In this context, Blinkens rumination during his first trip to Brussels about the "need for a more holistic view of burden-sharing" that includes development aid. Likewise, his promise that US allies will not be forced to use China papers to face a choice between us and them in order to make the common sacrifices that will be required in the future. To complicate matters, US officials have privately shifted from highlighting US allies' skill deficits to praising their past advances in defense spending.
These signals come at a precarious time. European leaders hit by the coronavirus pandemic are already tempted to subordinate defense spending to popular priorities despite the rattling of Chinese and Russian sabers. In addition, China is now seen as the key to economic recovery for large parts of Europe. With this in mind, the Biden team risks a catastrophic success: a reset with Europe that tempts US allies to do less at a time when more is demanded.
The answer is to redirect the West's attention to what makes Moscow and Beijing so dangerous. After his first meeting with Chinese officials, Blinken argued that "our interests in Iran, North Korea, Afghanistan and the climate overlap with China," and later added "health security". A few weeks ago he emphasized "Areas where our interests coincide with Russia or certainly overlap".

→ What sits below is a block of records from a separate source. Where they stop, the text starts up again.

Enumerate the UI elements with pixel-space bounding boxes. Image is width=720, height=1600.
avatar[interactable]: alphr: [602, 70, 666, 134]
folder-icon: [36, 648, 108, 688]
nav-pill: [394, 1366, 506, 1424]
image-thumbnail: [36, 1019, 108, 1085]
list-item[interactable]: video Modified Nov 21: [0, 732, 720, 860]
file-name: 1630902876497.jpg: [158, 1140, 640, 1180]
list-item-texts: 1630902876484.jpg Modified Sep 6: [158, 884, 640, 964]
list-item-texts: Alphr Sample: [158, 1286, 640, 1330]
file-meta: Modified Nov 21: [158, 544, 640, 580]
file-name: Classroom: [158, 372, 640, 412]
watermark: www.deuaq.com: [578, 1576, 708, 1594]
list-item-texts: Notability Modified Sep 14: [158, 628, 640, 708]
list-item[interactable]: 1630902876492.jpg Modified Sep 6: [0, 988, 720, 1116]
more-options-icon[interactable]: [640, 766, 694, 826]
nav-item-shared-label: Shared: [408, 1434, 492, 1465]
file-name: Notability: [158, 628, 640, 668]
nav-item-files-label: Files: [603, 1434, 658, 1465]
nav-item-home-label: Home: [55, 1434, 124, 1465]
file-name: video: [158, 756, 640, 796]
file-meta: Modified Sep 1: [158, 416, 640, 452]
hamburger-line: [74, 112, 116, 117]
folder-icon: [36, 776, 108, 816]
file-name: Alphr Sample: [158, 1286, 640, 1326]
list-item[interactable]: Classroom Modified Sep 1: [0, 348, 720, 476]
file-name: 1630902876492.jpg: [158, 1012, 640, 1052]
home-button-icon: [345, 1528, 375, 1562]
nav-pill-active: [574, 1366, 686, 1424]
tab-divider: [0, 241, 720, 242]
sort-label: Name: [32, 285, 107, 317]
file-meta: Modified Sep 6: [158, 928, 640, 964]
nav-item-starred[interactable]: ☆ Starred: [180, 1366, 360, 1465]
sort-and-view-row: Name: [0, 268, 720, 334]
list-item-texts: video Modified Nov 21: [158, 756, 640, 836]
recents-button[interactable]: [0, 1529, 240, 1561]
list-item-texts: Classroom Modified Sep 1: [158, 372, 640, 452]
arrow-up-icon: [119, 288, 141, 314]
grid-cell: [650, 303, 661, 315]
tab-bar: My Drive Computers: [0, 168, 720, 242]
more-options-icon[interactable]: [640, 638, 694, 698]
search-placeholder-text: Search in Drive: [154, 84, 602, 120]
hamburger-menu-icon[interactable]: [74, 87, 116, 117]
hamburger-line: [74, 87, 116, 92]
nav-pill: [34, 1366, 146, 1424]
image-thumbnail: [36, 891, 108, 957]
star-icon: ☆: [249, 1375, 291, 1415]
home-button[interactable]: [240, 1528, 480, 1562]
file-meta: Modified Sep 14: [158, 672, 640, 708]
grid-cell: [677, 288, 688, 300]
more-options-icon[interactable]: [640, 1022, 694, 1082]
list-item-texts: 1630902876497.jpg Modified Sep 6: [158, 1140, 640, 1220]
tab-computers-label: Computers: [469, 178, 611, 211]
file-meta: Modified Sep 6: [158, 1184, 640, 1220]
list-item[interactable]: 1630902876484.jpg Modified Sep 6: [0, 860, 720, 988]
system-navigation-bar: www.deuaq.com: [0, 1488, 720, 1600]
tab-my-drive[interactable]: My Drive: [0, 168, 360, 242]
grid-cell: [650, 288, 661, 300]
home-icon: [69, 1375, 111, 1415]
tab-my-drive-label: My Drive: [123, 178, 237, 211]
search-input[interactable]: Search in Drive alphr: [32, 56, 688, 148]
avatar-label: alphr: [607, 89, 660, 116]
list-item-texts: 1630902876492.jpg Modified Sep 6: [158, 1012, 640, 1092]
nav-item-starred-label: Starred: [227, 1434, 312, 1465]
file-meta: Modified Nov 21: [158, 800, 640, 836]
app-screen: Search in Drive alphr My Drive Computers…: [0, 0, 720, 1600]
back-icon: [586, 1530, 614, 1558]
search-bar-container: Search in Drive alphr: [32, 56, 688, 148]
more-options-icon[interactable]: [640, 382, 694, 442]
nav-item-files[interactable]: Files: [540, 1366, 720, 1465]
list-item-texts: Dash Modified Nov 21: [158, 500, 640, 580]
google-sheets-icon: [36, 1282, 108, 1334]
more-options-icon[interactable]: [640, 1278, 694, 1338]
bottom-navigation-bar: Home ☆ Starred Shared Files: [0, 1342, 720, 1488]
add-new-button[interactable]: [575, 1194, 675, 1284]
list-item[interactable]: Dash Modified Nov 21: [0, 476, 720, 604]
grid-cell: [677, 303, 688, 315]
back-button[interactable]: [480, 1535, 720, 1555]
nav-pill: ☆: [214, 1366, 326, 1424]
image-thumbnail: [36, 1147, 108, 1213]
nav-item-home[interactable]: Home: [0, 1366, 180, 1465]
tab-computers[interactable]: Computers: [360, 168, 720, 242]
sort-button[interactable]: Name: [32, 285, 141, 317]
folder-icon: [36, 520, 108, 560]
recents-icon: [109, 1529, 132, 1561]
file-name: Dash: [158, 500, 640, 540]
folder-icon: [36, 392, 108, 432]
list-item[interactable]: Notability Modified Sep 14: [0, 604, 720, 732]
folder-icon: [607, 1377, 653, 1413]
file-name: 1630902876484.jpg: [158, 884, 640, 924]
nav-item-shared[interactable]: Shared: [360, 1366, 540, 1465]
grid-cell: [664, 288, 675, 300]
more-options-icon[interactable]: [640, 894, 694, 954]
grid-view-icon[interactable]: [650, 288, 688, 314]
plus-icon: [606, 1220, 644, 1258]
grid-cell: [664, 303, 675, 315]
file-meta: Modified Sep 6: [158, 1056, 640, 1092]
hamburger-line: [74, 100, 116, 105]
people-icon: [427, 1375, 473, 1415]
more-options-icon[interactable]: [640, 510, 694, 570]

So far, both countries have shown nothing but contempt for such offers of cooperation. China in particular has made a habit of combining economic benefits with political demands. For example, after retail giants H&M and Nike sentenced forced labor in Xinjiang, Beijing essentially erased them from local maps and hail apps. Other companies have taken note: the list of people who have been silenced over the years – or worse – reads like a who's who of western companies. To this day, Chancellor Angela Merkel has never referred to the European Union's description of China as a systemic rival. She seems to see the country as little more than an economic opportunity for Germany's hypertrophic export sector.
If anything, China is encouraged by such consent. Most recently, it responded to Western sanctions for human rights violations by targeting a number of European institutions and elected officials. It was a hammer blow in response to a gentle blow. During the Iranian nuclear negotiations, Beijing undermined the West's negotiating position by entering into a strategic partnership with Tehran. And as the pandemic spread, it tried to steal vaccine research in the United States while using the World Health Organization for propaganda. Indeed, the prospect of a China-dominated international order is dawning on Europe – and it is nothing like cooperative multilateralism.
From the Mekong Delta to the South China Sea and in industries that range from renewable energy to telecommunications, China intends to replace today's system of sovereign states and open competition with one of its tributaries and ruthless rule. It is the specter of this vision and the need for US allies to prevent it, beginning with economic considerations and military investments, that should serve as the basis for the diplomacy of the Biden administration.
This month's two-front crisis will not be the final test of the Biden government. At regular intervals, perhaps after the Beijing Olympics in 2022 or the opening of the Nord Stream 2 pipeline, Beijing and Moscow will trigger another crisis at the same time. But how much longer can the world expect the United States to be everywhere all the time? It is time Washington engaged its allies to rise to the challenge.